Italy Votes to Ban Fur Farming and Shut Down Mink Farms

Mink look out from their cage at a farm.

Mink look out from their cage at a farm in Denmark on Nov. 6, 2020. MADS CLAUS RASMUSSEN / Ritzau Scanpix / AFP via Getty Images

The Italian Senate has voted to approve an amendment to the budget law that will close the remaining ten mink farms in Italy within six months and ban fur farming throughout the country.

The decision came about after talks with Humane Society International/Europe, which offered practical strategies in its report Mink breeding in Italy: Mapping and future perspectives for closing fur farms and converting them into businesses that are humane and sustainable. Following approval of the resolution by Parliament, Italy will become the 16th European country to ban fur farming.

“There are very clear economic, environmental, public health and of course animal welfare reasons to close and ban fur farms,” said the director of Humane Society International in Italy, Martina Pluda, Humane Society International reported. “Today’s vote recognizes that allowing the mass breeding of wild animals for frivolous fur fashion represents a risk to both animals and people that can’t be justified by the limited economic benefits it offers to a small minority of people involved in this cruel industry.”
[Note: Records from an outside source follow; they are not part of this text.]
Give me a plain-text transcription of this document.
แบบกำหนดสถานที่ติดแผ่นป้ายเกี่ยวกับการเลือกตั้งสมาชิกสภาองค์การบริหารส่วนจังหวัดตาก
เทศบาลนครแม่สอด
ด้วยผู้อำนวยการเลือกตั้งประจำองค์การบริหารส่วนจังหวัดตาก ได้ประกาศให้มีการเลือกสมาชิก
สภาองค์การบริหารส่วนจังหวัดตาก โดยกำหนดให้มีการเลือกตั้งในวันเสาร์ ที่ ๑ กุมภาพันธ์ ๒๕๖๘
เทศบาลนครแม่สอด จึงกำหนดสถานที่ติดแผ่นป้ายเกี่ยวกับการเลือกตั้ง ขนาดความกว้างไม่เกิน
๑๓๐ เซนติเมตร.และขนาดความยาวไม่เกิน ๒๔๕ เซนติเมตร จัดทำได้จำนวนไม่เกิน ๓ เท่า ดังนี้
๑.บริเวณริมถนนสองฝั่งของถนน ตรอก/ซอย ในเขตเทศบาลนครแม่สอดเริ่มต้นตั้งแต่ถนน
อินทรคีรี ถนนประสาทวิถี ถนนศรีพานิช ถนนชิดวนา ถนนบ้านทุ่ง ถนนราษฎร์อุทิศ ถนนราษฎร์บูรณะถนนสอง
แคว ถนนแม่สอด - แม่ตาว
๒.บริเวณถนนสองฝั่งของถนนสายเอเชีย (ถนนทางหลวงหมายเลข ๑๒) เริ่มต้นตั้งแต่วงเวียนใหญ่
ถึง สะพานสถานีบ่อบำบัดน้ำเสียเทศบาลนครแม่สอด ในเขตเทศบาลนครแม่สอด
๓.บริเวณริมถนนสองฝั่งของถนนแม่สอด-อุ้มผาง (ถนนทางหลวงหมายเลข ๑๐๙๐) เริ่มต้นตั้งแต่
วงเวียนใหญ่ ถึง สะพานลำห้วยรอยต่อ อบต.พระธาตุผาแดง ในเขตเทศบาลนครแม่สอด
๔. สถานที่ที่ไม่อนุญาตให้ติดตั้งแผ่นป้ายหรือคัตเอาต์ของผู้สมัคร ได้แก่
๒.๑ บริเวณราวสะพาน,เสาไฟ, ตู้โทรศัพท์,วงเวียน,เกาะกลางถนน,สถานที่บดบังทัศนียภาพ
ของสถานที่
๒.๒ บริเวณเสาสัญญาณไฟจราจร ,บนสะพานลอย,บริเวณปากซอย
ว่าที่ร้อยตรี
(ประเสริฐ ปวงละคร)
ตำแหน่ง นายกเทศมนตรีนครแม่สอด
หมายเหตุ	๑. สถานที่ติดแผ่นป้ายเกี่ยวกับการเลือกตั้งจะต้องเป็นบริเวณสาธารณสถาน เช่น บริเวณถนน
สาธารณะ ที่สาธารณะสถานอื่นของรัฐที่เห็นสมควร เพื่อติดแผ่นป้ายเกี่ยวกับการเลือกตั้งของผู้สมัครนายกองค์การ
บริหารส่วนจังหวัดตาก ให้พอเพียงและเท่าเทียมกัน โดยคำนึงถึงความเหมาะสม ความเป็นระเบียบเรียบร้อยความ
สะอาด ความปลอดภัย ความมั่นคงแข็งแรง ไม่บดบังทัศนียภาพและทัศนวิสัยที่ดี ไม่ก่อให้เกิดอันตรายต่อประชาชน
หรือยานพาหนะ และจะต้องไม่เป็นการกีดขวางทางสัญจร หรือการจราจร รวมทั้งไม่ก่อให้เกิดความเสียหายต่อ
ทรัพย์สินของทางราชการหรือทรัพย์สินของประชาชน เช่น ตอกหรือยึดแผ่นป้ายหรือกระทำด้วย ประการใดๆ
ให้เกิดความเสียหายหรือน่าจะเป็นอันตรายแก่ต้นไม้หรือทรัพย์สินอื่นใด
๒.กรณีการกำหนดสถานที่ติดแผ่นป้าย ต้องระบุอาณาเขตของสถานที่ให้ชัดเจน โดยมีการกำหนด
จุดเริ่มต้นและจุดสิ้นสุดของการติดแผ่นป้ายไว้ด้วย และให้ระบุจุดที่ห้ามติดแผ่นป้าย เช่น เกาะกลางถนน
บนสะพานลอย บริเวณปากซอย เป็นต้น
The amendment requires all active fur farms in Italy be closed by June 30, 2022. It also includes an immediate ban on the breeding of mink, foxes, raccoon dogs and chinchillas, according to Humane Society International. To help ease the transition, fur farmers will be compensated €3 million by the Ministry of Agriculture in 2022, reported VegNews.

Fur has been falling out of favor in the fashion world, with major brands like GUCCI, Prada, Valentino and Versace banning the use of fur in their collections, and large retailers like Saks Fifth Avenue and Macy’s no longer selling it.

“With so many designers, retailers, and consumers going fur-free, conversion of fur farms offers people a sustainable future that the fur trade simply cannot provide,” Pluda said, VegNews reported.

Fur farming also presents COVID-19 risks, as many mink farms in Europe discovered the presence of the virus early in the pandemic. COVID-19 outbreaks have been reported at 465 mink fur farms in 12 countries, including Italy, the U.S. and Canada.

“In thirty years of animal rights battle this is the best victory. Finally, a parliamentary vote sanctions the end of unspeakable suffering inflicted on animals only in the name of profit and vanity,” remarked Hon. Michela Vittoria Brambilla, president of the Parliamentary Intergroup for Animal Rights in Italy, according to the Greek Reporter.

“It is a great achievement, which finally all those who love and respect animals rejoice!” Brambilla added, as Humane Society International reported.